Number of 11-digit positive integers with non-decreasing digits

Question

Number of 11 digit positive integers with non decreasing digits and finding the sum of digits of N

Citing the above question previously asked on this site, I have an alternate approach to this. I have used a systemic approach, analyzing what happens in different cases:

Case-I: Numbers formed only by 1 digit: The number of numbers, in this case, becomes $^9C_1(\times^{10}C_{10})=9,$ i.e, $9$ ways to choose the number from the set $\{1,\,2,\,…,\,9\}$ and $^{10}C_{10}=1$ way to choose the position where we increment the number, i.e. no increment is possible (as we have chosen the numbers formed only by 1 digit).

Case-II: Numbers formed by 2-digits: The number of numbers, in this case, becomes $^9C_2\times^{10}C_{9}=9.$

Similarly, casing for the rest we, find the general formula.

$\therefore N=\sum_{i=1}^{9} {9}C_i\times^{10}C_{11-i}$

But, using this summation, I am getting a wrong answer compared to what is given in the book. Can anyone please highlight the fault in my method above?

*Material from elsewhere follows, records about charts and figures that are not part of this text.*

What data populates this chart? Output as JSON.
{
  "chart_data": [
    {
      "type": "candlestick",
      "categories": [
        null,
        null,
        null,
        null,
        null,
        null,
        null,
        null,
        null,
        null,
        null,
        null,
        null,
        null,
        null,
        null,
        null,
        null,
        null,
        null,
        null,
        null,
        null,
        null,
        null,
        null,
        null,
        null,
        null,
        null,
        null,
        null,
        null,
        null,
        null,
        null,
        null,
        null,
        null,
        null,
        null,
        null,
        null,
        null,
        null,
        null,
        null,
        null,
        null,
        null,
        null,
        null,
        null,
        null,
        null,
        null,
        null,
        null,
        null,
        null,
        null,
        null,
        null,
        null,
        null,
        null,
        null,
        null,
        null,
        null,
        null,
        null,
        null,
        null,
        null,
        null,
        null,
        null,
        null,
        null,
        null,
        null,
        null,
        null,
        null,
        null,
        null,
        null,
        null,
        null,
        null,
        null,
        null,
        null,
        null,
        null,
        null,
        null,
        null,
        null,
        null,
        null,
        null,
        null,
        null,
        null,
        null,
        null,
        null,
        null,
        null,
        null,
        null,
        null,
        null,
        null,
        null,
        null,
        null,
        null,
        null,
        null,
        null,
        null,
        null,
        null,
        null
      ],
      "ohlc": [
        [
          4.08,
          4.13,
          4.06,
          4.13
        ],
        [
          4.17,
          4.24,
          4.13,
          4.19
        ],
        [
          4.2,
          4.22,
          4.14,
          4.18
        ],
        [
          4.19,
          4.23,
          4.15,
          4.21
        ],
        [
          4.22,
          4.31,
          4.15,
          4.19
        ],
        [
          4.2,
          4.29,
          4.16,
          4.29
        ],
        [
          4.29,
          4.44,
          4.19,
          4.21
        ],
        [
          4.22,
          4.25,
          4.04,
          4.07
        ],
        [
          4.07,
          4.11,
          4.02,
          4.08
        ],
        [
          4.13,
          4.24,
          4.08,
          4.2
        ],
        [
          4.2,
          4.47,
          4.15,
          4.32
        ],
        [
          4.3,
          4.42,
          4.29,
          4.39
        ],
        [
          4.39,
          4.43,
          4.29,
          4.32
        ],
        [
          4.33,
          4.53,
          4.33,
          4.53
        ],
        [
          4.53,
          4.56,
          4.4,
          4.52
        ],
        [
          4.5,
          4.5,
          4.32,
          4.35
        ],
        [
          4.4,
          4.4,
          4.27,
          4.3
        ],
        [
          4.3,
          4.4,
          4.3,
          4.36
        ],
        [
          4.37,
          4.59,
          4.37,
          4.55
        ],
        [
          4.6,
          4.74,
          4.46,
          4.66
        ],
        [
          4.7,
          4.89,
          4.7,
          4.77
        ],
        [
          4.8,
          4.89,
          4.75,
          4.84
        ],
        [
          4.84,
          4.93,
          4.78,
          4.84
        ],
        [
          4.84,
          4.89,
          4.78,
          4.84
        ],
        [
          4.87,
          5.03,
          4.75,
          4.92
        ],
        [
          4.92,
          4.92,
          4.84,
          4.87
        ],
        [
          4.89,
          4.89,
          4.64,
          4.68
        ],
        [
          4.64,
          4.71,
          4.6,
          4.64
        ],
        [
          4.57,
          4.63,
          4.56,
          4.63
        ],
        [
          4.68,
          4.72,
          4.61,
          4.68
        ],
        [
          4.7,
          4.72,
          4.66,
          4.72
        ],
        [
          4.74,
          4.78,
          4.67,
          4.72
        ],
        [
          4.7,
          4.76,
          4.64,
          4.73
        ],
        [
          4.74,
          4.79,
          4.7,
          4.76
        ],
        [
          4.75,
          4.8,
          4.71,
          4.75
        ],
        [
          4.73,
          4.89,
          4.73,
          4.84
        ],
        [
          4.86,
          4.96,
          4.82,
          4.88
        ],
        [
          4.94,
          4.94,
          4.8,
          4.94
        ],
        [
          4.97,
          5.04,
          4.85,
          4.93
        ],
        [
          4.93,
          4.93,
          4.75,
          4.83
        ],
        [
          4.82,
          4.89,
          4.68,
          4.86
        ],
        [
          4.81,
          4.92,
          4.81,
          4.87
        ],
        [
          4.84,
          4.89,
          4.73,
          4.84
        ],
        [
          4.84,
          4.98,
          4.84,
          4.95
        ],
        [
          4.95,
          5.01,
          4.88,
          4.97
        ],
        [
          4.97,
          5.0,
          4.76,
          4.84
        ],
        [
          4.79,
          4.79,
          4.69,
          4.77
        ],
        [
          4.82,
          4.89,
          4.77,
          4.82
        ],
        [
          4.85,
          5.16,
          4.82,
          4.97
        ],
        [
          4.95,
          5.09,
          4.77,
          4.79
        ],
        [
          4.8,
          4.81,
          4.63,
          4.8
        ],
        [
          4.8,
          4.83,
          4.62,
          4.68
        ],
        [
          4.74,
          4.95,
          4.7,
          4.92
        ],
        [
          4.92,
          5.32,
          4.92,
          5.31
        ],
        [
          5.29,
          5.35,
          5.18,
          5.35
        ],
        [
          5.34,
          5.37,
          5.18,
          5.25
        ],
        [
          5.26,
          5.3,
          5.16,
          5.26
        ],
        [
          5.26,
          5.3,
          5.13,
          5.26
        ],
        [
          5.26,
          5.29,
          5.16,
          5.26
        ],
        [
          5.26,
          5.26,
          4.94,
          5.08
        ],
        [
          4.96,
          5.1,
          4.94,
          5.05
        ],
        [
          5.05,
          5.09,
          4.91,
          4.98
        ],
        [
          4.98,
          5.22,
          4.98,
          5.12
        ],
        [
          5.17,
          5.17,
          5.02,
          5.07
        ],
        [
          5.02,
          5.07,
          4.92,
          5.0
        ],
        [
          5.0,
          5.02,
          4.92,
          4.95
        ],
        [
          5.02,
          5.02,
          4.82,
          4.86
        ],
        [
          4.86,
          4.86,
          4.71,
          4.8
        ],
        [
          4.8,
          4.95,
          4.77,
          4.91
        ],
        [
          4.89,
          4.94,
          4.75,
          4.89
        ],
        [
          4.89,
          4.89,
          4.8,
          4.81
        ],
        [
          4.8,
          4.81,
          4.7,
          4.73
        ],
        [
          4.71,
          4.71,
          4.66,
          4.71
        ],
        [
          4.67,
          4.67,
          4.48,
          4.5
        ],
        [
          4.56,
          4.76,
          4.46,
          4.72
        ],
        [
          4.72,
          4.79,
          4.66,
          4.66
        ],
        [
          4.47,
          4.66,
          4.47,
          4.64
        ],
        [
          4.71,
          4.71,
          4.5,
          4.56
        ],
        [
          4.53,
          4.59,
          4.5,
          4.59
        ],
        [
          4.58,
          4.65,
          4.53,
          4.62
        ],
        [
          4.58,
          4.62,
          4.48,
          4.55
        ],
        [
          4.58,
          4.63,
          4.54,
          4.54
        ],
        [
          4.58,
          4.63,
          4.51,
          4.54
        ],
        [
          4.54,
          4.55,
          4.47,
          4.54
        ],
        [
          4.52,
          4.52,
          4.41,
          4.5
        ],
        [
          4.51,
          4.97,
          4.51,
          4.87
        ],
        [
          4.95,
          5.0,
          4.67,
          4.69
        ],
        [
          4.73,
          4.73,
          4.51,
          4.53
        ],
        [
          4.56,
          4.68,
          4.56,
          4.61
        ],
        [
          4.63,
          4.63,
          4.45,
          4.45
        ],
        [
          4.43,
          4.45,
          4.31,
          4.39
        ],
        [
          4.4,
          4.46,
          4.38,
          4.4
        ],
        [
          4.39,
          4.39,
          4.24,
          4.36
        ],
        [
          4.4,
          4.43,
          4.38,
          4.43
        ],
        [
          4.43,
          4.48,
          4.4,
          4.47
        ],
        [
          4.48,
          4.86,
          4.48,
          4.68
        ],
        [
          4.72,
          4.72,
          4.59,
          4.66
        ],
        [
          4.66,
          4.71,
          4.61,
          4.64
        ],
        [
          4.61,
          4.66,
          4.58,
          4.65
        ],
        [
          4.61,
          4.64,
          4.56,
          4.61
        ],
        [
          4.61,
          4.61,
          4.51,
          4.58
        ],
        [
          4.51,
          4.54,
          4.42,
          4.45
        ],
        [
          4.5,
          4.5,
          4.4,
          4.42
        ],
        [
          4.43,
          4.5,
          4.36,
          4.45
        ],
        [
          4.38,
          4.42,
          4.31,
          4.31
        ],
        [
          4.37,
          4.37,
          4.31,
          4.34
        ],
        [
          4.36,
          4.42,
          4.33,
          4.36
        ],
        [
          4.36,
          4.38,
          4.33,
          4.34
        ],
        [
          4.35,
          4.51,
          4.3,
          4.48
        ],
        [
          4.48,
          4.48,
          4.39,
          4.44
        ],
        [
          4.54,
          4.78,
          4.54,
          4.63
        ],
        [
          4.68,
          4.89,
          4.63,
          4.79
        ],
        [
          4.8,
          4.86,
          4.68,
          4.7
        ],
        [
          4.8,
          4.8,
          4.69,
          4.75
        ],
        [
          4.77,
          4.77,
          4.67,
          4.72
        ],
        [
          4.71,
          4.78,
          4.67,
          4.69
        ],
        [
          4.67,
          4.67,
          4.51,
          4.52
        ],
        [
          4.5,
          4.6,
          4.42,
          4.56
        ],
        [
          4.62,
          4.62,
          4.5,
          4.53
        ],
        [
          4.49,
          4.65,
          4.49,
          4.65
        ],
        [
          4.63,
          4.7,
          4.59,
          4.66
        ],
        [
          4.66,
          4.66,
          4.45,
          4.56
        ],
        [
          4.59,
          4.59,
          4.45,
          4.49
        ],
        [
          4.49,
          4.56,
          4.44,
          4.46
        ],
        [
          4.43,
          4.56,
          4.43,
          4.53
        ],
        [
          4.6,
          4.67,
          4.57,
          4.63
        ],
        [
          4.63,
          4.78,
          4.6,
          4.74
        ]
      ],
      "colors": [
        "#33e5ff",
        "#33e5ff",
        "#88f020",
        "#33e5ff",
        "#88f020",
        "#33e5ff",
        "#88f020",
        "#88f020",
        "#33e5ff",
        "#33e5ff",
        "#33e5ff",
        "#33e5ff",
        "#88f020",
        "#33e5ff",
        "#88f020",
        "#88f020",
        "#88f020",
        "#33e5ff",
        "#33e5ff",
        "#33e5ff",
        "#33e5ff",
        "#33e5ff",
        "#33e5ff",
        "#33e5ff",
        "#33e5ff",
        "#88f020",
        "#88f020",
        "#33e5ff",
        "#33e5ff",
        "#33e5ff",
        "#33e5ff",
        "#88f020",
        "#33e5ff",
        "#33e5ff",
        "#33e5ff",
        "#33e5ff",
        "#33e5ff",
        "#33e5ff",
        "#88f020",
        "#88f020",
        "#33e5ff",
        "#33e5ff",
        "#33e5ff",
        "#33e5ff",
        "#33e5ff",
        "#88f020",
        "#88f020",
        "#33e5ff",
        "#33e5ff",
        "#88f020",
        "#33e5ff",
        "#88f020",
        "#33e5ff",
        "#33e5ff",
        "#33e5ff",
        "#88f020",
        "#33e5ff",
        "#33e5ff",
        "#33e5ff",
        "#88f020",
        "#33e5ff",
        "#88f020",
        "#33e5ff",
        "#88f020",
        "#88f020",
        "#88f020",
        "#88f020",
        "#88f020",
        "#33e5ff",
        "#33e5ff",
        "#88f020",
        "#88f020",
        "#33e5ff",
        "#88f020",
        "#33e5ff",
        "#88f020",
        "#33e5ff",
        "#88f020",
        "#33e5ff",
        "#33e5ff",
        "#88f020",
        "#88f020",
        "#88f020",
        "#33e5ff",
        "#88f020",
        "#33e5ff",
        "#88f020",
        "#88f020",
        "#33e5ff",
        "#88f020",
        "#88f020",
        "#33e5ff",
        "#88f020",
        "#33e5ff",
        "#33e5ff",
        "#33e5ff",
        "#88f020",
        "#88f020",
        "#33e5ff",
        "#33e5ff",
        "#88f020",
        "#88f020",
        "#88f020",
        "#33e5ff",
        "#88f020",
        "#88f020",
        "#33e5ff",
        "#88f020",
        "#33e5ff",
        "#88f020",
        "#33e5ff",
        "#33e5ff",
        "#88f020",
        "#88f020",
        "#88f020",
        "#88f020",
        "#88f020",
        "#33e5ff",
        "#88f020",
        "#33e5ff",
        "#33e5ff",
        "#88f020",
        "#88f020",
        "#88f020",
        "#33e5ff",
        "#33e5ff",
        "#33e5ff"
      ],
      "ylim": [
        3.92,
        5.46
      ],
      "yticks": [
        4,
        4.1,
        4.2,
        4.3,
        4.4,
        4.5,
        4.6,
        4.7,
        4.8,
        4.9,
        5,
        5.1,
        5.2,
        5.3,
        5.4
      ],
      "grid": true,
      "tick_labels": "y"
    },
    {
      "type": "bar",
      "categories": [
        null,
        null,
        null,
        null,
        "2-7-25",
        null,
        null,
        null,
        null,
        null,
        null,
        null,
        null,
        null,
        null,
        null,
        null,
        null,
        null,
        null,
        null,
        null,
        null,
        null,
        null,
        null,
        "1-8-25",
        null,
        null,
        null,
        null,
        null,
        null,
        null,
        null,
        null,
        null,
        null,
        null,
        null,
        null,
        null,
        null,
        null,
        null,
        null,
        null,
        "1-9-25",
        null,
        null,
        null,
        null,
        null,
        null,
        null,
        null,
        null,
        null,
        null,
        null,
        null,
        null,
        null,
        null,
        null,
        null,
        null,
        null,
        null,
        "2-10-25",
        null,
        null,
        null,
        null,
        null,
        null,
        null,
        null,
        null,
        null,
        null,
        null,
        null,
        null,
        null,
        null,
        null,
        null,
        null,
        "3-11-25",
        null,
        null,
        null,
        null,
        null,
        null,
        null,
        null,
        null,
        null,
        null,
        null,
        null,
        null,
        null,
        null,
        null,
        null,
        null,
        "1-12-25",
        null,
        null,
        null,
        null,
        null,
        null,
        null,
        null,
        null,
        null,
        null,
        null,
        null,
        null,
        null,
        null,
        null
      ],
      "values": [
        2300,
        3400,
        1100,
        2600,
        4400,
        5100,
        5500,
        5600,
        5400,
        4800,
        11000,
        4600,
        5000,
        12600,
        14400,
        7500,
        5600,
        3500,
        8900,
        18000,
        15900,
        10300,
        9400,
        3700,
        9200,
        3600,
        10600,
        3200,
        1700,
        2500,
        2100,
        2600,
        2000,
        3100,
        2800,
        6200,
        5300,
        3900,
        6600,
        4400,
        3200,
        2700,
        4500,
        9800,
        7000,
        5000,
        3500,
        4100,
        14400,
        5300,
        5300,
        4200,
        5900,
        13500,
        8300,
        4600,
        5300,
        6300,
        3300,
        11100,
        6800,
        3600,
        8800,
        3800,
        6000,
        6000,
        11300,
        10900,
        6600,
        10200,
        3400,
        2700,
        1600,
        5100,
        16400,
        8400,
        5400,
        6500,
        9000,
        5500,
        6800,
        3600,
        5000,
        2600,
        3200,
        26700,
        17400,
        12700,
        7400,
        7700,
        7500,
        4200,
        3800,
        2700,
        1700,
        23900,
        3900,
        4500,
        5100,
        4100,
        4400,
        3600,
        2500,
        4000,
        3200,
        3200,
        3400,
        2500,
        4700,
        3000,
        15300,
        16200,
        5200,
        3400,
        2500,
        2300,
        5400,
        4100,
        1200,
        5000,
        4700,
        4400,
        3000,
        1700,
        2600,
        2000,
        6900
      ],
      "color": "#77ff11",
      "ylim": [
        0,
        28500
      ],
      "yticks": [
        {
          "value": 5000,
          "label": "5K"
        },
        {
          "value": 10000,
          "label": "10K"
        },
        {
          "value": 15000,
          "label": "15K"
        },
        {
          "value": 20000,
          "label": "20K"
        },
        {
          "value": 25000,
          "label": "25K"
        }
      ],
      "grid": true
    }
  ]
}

Edit: Thanks for the helpful answer for that alternate approach. I found out that my mistake just boiled down to a miscalculation. Anyways, thanks a ton!

Answer 1

You have correctly counted the number of eleven-digit positive integers with non-decreasing digits. However, you have not found the sum of those numbers (if that is your goal).

Let's do the problem another way first. Observe that a positive integer with non-decreasing digits is completely determined by how many times each digit appears. For instance, if the digits of the $11$-digit number include one $6$, one $7$, two $3$s, three $5$s, and four $8$s, it must be the number $33555678888$ since the digits are non-decreasing.

Let $x_i$ be the number of times the digit $i$ appears in the eleven-digit positive integer with non-decreasing digits. Observe that the integer cannot include the digit $0$ since a string with leading digit $0$ would not represent an $11$-digit positive integer. Since there are a total of $11$ digits, $$x_1 + x_2 + x_3 + x_4 + x_5 + x_6 + x_7 + x_8 + x_9 = 11 \tag{1}$$ is an equation in the nonnegative integers.

A particular solution of equation 1 corresponds to the placement of $9 - 1 = 8$ addition signs in a row of $11$ ones. For instance, $$++11++111+1+1+1111+$$ corresponds to the solution $x_1 = x_2 = 0, x_3 = 2, x_4 = 0, x_5 = 3, x_6 = x_7 = 1, x_8 = 4, x_9 = 0$ and the $11$-digit positive integer $33555678888$. The number of $11$-digit positive integers is the number of solutions of equation 1 in the nonnegative integers, which is $$\binom{11 + 9 - 1}{9 - 1} = \binom{19}{8} = 75,582$$ since we must select which $8$ of the $19$ positions required for eleven ones and eight addition signs will be filled with addition signs.

As you observed, if we use $k$ distinct digits in the eleven-digit number, there are $\binom{9}{k}$ ways to select the digits which are used in that number. If there are $k$ distinct digits, then $k - 1$ transitions must occur. There are $10$ possible transition points in an $11$-digit number. Thus, the number of ways we can select where these $k - 1$ transitions can occur is $\binom{10}{k - 1}$. Hence, the number of $11$-digit positive integers with non-decreasing digits is $$\sum_{k = 1}^{9} \binom{9}{k}\binom{10}{k - 1} = 75,582$$ Since $$\binom{10}{k - 1} = \binom{10}{10 - (k - 1)} = \binom{10}{11 - k}$$ your formula yields the correct answer for the number of $11$-digit positive integers with non-decreasing digits.